While preparing the night’s meal, Savita, a construction worker, barely looks up as her brother-in-law talks about the inconveniences of living in the city.
But she adds that while she has managed to negotiate the other deplorable conditions, the lack of toilets is her biggest concern.
Data from the 2011 census shows that 34 percent of slum households do not have latrines within their premises and 43 percent have no source of drinking water.
Umi Daniel, director of migration and education at Aide et Action International says when distressed communities go to the city with their families, it is the infants, children, adolescents, and women who are the most vulnerable.
“The workers need governmental support. The database of recording migrant workers’ footfall in the cities needs to be updated rigorously. The urban areas are unable to predict footfall and vulnerable people are left out of urban planning.

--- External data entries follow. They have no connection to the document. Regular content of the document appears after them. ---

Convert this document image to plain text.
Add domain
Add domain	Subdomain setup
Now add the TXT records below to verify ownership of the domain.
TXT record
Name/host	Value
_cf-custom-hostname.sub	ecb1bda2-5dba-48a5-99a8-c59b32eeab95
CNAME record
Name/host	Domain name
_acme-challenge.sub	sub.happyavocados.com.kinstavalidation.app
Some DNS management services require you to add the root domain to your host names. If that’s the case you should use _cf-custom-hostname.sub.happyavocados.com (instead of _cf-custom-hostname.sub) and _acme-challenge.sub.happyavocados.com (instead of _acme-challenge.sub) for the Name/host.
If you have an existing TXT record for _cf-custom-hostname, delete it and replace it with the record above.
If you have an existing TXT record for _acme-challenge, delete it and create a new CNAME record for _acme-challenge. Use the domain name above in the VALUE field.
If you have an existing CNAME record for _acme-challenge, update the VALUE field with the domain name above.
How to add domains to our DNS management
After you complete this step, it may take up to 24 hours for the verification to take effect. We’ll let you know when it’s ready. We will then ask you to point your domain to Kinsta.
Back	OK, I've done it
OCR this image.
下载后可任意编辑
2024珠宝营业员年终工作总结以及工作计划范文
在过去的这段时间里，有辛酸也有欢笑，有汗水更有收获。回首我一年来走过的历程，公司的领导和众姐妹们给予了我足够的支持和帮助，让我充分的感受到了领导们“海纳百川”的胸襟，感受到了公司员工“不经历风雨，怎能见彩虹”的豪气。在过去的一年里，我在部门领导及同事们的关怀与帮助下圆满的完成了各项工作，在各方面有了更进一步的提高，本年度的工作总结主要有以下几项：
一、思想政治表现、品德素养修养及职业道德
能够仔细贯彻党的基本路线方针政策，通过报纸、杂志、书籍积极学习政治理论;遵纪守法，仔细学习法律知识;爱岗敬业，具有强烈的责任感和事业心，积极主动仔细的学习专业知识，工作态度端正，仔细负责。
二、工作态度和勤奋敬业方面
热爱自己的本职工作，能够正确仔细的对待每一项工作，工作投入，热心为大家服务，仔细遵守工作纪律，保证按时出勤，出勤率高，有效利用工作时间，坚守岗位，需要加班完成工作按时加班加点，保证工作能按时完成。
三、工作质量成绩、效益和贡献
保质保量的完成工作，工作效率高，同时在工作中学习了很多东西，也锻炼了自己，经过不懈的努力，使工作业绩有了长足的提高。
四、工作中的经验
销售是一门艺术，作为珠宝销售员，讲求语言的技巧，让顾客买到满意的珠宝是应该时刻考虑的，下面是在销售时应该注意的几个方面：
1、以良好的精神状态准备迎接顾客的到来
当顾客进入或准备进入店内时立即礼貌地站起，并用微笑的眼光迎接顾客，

“They are typically pushed to the city’s margins. While migrant workers are agents who are indirectly contributing to the growth of the city, they can never enjoy the infrastructure of cities,” says Daniel.

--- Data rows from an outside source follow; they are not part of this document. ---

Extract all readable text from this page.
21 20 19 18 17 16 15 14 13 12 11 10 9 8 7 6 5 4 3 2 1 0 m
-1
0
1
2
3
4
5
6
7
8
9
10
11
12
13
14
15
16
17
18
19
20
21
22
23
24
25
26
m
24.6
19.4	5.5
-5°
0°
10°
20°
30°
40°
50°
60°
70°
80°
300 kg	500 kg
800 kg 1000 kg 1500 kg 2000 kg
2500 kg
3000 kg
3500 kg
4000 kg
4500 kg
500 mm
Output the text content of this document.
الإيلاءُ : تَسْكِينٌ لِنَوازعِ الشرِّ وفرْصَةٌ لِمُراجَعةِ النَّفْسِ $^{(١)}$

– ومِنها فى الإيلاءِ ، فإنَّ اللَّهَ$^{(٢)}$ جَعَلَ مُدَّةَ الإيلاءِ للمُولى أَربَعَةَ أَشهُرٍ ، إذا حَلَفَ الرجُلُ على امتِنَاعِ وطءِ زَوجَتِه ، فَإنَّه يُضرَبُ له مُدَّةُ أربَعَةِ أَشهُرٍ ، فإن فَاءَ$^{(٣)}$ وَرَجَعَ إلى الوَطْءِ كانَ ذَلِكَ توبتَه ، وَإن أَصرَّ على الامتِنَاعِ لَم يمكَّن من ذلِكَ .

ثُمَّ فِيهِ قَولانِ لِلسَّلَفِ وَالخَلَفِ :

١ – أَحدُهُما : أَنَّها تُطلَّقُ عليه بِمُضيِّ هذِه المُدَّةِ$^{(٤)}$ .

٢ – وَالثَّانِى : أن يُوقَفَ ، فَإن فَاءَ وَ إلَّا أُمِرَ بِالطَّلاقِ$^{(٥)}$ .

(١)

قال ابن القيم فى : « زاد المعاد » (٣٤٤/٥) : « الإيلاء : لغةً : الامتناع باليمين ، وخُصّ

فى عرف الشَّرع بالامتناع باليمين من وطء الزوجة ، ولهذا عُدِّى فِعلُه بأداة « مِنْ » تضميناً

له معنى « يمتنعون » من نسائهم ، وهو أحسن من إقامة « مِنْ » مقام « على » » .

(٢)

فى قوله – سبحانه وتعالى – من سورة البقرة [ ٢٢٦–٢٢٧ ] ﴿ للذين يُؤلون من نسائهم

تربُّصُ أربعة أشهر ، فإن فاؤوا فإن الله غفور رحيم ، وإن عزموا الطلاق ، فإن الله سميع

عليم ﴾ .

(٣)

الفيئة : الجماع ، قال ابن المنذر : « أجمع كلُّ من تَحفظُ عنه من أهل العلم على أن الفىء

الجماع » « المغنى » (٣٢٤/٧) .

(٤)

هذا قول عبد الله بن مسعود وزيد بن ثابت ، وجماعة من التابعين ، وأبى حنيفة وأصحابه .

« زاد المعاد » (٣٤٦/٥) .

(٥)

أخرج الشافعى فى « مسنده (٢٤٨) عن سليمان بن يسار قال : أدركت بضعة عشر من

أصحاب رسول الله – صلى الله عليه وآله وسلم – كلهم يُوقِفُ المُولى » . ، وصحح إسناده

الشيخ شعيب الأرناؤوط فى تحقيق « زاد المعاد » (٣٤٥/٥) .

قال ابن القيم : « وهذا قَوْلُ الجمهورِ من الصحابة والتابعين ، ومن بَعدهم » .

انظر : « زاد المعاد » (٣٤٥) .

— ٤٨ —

Evictions derail the lives of workers
In north Ahmedabad, some families live on the pavements after being evicted from railway lands where they were treated as encroachers.
Those who have not been evicted from other slums live in fear because they don’t know when the eviction notice will come.
Ramila, a middle-aged woman, wonders aloud how her children will go to school when they are not sure about housing.
“We lost everything when we got evicted. Children do not have their books anymore. How will they attend school?” she poses.
The New Delhi-based advocacy group Housing and Land Rights Network (HLRN) documented that central and state governments demolished over 36,400 homes and evicted over two hundred thousand people across rural and urban India in 2021.
Preliminary findings of the HLRN between January to July 2022 showed over 25,800 homes were demolished, affecting at least affecting one hundred thousand people.
“Society pushes the workers to the fringes. They are unwanted in cities though their labor is exploited.”
Dinesh Parmar from the Centre for Labour Research and Action which promotes workers’ rights in the informal sector, pointed out that every time there is a demolition, it sets back people.
“People have to reinvest in children’s education. Plus, they are always worried about what will happen if slums are demolished while they are at work.”
“Society pushes the workers to the fringes. They are unwanted in cities though their labor is exploited,” said Parmar, adding that those who come to the cities to work should not be driven out.